We will load both train and test data (actually evaluation data), and concat them to work on both at the same time. Just notice that the test data has the _Survived_ feature missing.

In [2]:
train_df = pd.read_csv('../input/train.csv', index_col='PassengerId')
test_df = pd.read_csv('../input/test.csv', index_col='PassengerId')

df = pd.concat([train_df, test_df], sort=True)

Let's see 10 random examples (if Survived is NaN, it's a one from the test/evaluation data)

In [3]:
df.sample(10)

You can refer to [its data dictionary](https://www.kaggle.com/c/titanic/data) to know more about these features.

Notice that original features start with uppercase. We will add later new features in lowercase.

First let's see if the dataset has missing values.

In [4]:
df[['Age', 'Sex']].isnull().sum()

So we do need to fill in the missing Age values of 263 examples, and no need to do this with Sex feature.

Using pandas __.describe()__ method we can see general statistics for each feature.

In [5]:
df['Age'].describe()

In [6]:
# Quantity of people by given age
max_age = df['Age'].max()
df['Age'].hist(bins=int(max_age))

In [7]:
# Survival ratio per decade, ignoring NaN with dropna()
df['decade'] = df['Age'].dropna().apply(lambda x: int(x/10))
df[['decade', 'Survived']].groupby('decade').mean().plot()

The younger the passenger, the more chances of survival. There is some outsider at Age 80, however.

We need to complete missing values of Age. Let's do this using the mean value.

In [9]:
mean_age = df['Age'].mean()
df['Age'] = df['Age'].fillna(mean_age)

Sex is stored as "male" or "female", but a ML algorithm needs to get numerical values as input. So let's create a new feature "male".

In [10]:
df['male'] = df['Sex'].map({'male': 1, 'female': 0})
df.sample(5)

In [11]:
df[['male','Survived']].groupby('male').mean()

So 74% of females survived, while men had just a 18.9% of surviving ratio.

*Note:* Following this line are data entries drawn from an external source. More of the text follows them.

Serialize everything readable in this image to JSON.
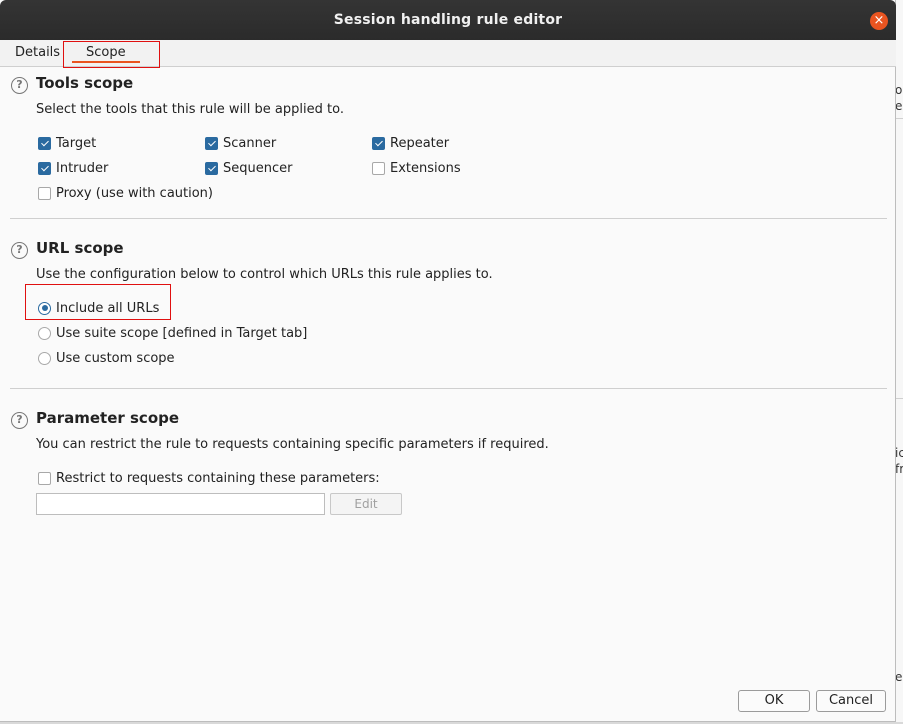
{
  "window": {
    "title": "Session handling rule editor",
    "close_glyph": "×"
  },
  "tabs": [
    {
      "label": "Details"
    },
    {
      "label": "Scope"
    }
  ],
  "help_glyph": "?",
  "tools_scope": {
    "heading": "Tools scope",
    "description": "Select the tools that this rule will be applied to.",
    "tools": [
      {
        "label": "Target",
        "checked": true
      },
      {
        "label": "Scanner",
        "checked": true
      },
      {
        "label": "Repeater",
        "checked": true
      },
      {
        "label": "Intruder",
        "checked": true
      },
      {
        "label": "Sequencer",
        "checked": true
      },
      {
        "label": "Extensions",
        "checked": false
      },
      {
        "label": "Proxy (use with caution)",
        "checked": false
      }
    ]
  },
  "url_scope": {
    "heading": "URL scope",
    "description": "Use the configuration below to control which URLs this rule applies to.",
    "options": [
      {
        "label": "Include all URLs",
        "selected": true
      },
      {
        "label": "Use suite scope [defined in Target tab]",
        "selected": false
      },
      {
        "label": "Use custom scope",
        "selected": false
      }
    ]
  },
  "parameter_scope": {
    "heading": "Parameter scope",
    "description": "You can restrict the rule to requests containing specific parameters if required.",
    "restrict_label": "Restrict to requests containing these parameters:",
    "restrict_checked": false,
    "input_value": "",
    "edit_label": "Edit"
  },
  "buttons": {
    "ok": "OK",
    "cancel": "Cancel"
  },
  "background_fragments": [
    "o",
    "e",
    "ic",
    "fr",
    "e"
  ],
  "colors": {
    "accent": "#e95420",
    "checkbox": "#2a6aa0",
    "highlight_box": "#e01010"
  }
}
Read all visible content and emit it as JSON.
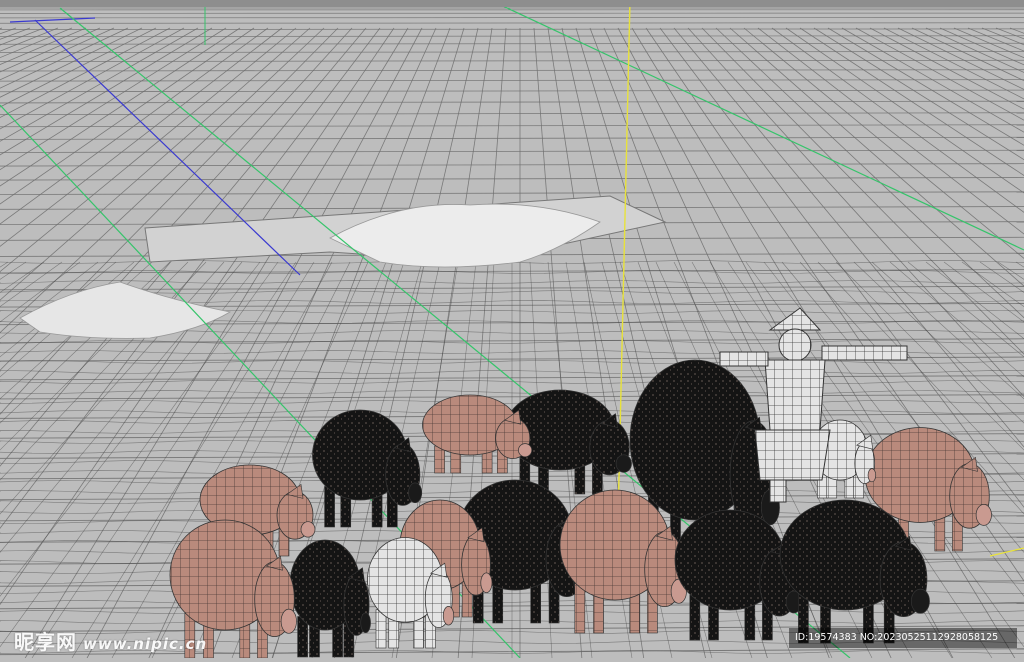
{
  "viewport": {
    "scene": "3d-wireframe-pig-herd",
    "axis_colors": {
      "x": "#35c46a",
      "y": "#e8e23a",
      "z": "#3a3ad0"
    },
    "grid_color": "#6e6e6e",
    "background_color": "#bdbdbd",
    "pig_color": "#b98a7c",
    "dark_pig_color": "#121212"
  },
  "watermark": {
    "brand": "昵享网",
    "url": "www.nipic.cn"
  },
  "image_id": {
    "text": "ID:19574383 NO:20230525112928058125"
  }
}
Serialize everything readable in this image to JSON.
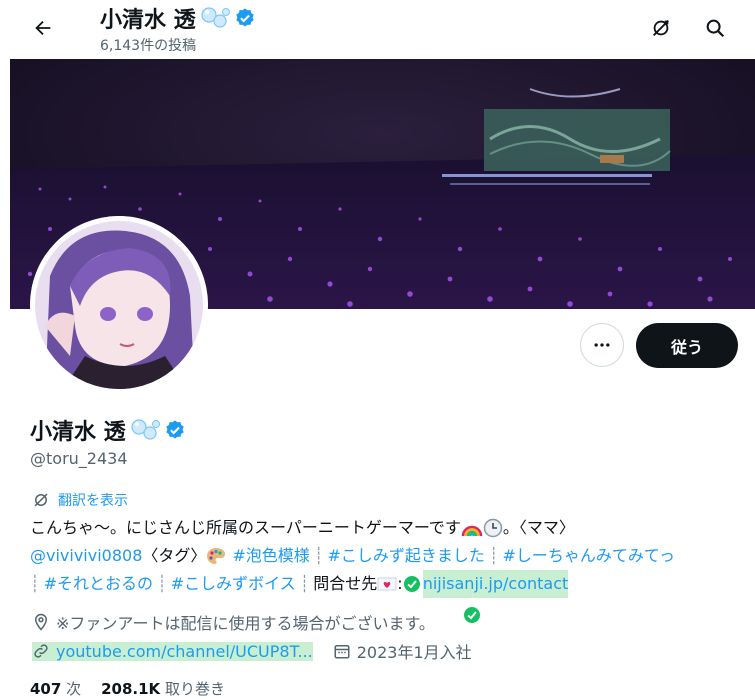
{
  "header": {
    "title": "小清水 透",
    "post_count": "6,143件の投稿"
  },
  "profile": {
    "name": "小清水 透",
    "handle": "@toru_2434",
    "follow_label": "従う",
    "translate_label": "翻訳を表示",
    "bio": {
      "line1": "こんちゃ〜。にじさんじ所属のスーパーニートゲーマーです",
      "line1_end": "。〈ママ〉",
      "mama_link": "@vivivivi0808",
      "tag_text": "〈タグ〉",
      "tag1": "#泡色模様",
      "tag2": "#こしみず起きました",
      "tag3": "#しーちゃんみてみてっ",
      "tag4": "#それとおるの",
      "tag5": "#こしみずボイス",
      "contact_label": "問合せ先",
      "contact_link": "nijisanji.jp/contact"
    },
    "location": "※ファンアートは配信に使用する場合がございます。",
    "website": "youtube.com/channel/UCUP8T...",
    "joined": "2023年1月入社",
    "following_count": "407",
    "following_label": "次",
    "followers_count": "208.1K",
    "followers_label": "取り巻き"
  },
  "colors": {
    "accent": "#1d9bf0",
    "verified": "#1d9bf0",
    "highlight": "#c8efd2",
    "banner_bg": "#140d20",
    "glowstick": "#b45cff"
  },
  "icons": [
    "back-arrow-icon",
    "no-translate-icon",
    "search-icon",
    "bubbles-icon",
    "verified-badge-icon",
    "more-icon",
    "translate-icon",
    "rainbow-icon",
    "clock-icon",
    "palette-icon",
    "heart-letter-icon",
    "green-check-icon",
    "location-icon",
    "link-icon",
    "calendar-icon"
  ]
}
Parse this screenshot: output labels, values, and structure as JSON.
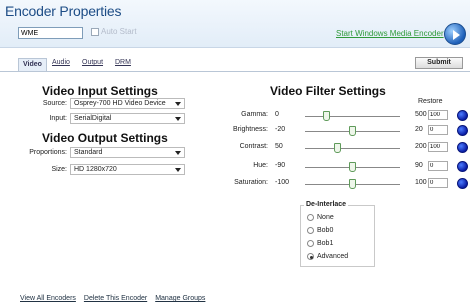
{
  "header": {
    "title": "Encoder Properties",
    "name_value": "WME",
    "autostart_label": "Auto Start",
    "start_link": "Start Windows Media Encoder",
    "logo_icon": "windows-media-encoder-icon"
  },
  "tabs": [
    "Video",
    "Audio",
    "Output",
    "DRM"
  ],
  "submit_label": "Submit",
  "input": {
    "heading": "Video Input Settings",
    "source_label": "Source:",
    "source_value": "Osprey-700 HD Video Device",
    "input_label": "Input:",
    "input_value": "SerialDigital"
  },
  "output": {
    "heading": "Video Output Settings",
    "proportions_label": "Proportions:",
    "proportions_value": "Standard",
    "size_label": "Size:",
    "size_value": "HD 1280x720"
  },
  "filters": {
    "heading": "Video Filter Settings",
    "restore_label": "Restore",
    "rows": [
      {
        "name": "Gamma:",
        "min": "0",
        "max": "500",
        "value": "100",
        "level": 0.2
      },
      {
        "name": "Brightness:",
        "min": "-20",
        "max": "20",
        "value": "0",
        "level": 0.5
      },
      {
        "name": "Contrast:",
        "min": "50",
        "max": "200",
        "value": "100",
        "level": 0.33
      },
      {
        "name": "Hue:",
        "min": "-90",
        "max": "90",
        "value": "0",
        "level": 0.5
      },
      {
        "name": "Saturation:",
        "min": "-100",
        "max": "100",
        "value": "0",
        "level": 0.5
      }
    ]
  },
  "deinterlace": {
    "legend": "De-Interlace",
    "options": [
      "None",
      "Bob0",
      "Bob1",
      "Advanced"
    ],
    "selected": "Advanced"
  },
  "footer": {
    "links": [
      "View All Encoders",
      "Delete This Encoder",
      "Manage Groups"
    ]
  },
  "colors": {
    "title": "#1d4d86",
    "start_link": "#2f9a3a",
    "restore": "#0b1ea6"
  }
}
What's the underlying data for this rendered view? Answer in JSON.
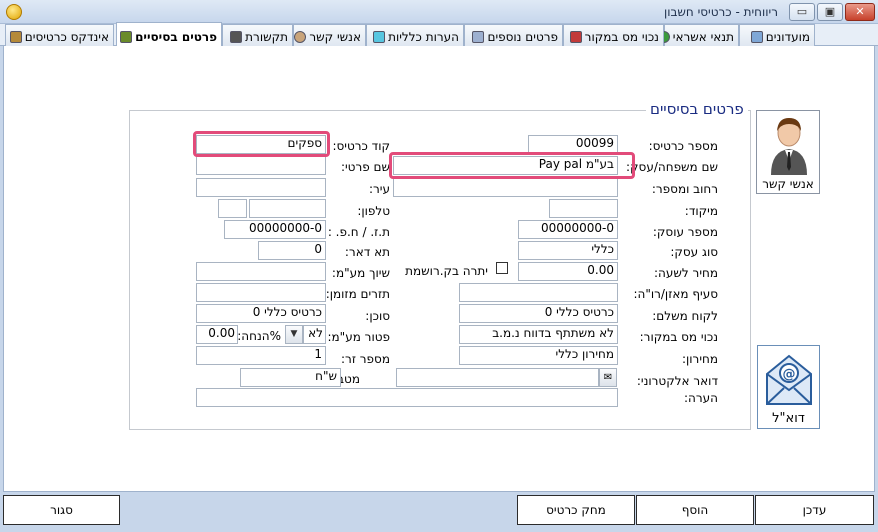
{
  "window": {
    "title": "ריווחית - כרטיסי חשבון",
    "minimize": "▭",
    "restore": "▣",
    "close": "✕"
  },
  "tabs": [
    {
      "label": "מועדונים"
    },
    {
      "label": "תנאי אשראי"
    },
    {
      "label": "נכוי מס במקור"
    },
    {
      "label": "פרטים נוספים"
    },
    {
      "label": "הערות כלליות"
    },
    {
      "label": "אנשי קשר"
    },
    {
      "label": "תקשורת"
    },
    {
      "label": "פרטים בסיסיים"
    },
    {
      "label": "אינדקס כרטיסים"
    }
  ],
  "form": {
    "section_title": "פרטים בסיסיים",
    "card_number_label": "מספר כרטיס:",
    "card_number": "00099",
    "card_code_label": "קוד כרטיס:",
    "card_code": "ספקים",
    "family_name_label": "שם משפחה/עסק:",
    "family_name": "Pay pal בע\"מ",
    "first_name_label": "שם פרטי:",
    "first_name": "",
    "street_label": "רחוב ומספר:",
    "street": "",
    "city_label": "עיר:",
    "city": "",
    "zip_label": "מיקוד:",
    "zip": "",
    "phone_label": "טלפון:",
    "phone": "",
    "phone_prefix": "",
    "business_number_label": "מספר עוסק:",
    "business_number": "00000000-0",
    "id_label": "ת.ז. / ח.פ. :",
    "id_value": "00000000-0",
    "business_type_label": "סוג עסק:",
    "business_type": "כללי",
    "po_box_label": "תא דאר:",
    "po_box": "0",
    "hourly_price_label": "מחיר לשעה:",
    "hourly_price": "0.00",
    "registered_balance_label": "יתרה בק.רושמת",
    "vat_assignment_label": "שיוך מע\"מ:",
    "vat_assignment": "",
    "balance_clause_label": "סעיף מאזן/רו\"ה:",
    "balance_clause": "",
    "cash_flow_label": "תזרים מזומן:",
    "cash_flow": "",
    "paying_customer_label": "לקוח משלם:",
    "paying_customer": "כרטיס כללי 0",
    "agent_label": "סוכן:",
    "agent": "כרטיס כללי 0",
    "withholding_label": "נכוי מס במקור:",
    "withholding": "לא משתתף בדווח נ.מ.ב",
    "vat_exempt_label": "פטור מע\"מ:",
    "vat_exempt": "לא",
    "discount_label": "%הנחה:",
    "discount": "0.00",
    "price_list_label": "מחירון:",
    "price_list": "מחירון כללי",
    "foreign_number_label": "מספר זר:",
    "foreign_number": "1",
    "email_label": "דואר אלקטרוני:",
    "email": "",
    "currency_label": "מטבע:",
    "currency": "ש\"ח",
    "note_label": "הערה:",
    "note": ""
  },
  "side": {
    "contacts_caption": "אנשי קשר",
    "email_caption": "דוא\"ל"
  },
  "footer": {
    "update": "עדכן",
    "add": "הוסף",
    "delete_card": "מחק כרטיס",
    "close": "סגור"
  },
  "colors": {
    "highlight": "#e24b7a",
    "section_title": "#1a2c82"
  }
}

First we will prepare train examples for training the algorithm.

In [12]:
train = df[df['Survived'].notnull()]

features = ['Age', 'male']
train_X = train[features]
train_y = train['Survived']

Let's train a Decision Tree, which is really easy to understand.

In [13]:

from sklearn.neighbors import KNeighborsClassifier
knn = KNeighborsClassifier(n_neighbors = 3)
knn.fit(train_X, train_y)
test = df[df['Survived'].isnull()]
test_X = test[features]

test_y = knn.predict(test_X)
acc_knn = round(knn.score(train_X, train_y) * 100, 2)
acc_knn



print results

In [14]:
submit = pd.DataFrame(test_y.astype(int),
                      index=test_X.index,
                      columns=['Survived'])
submit.head()

Let's save this predictions in a file tha kaggle will use to evaluate it.

In [15]:
submit.to_csv('smuni_knearest_submit.csv')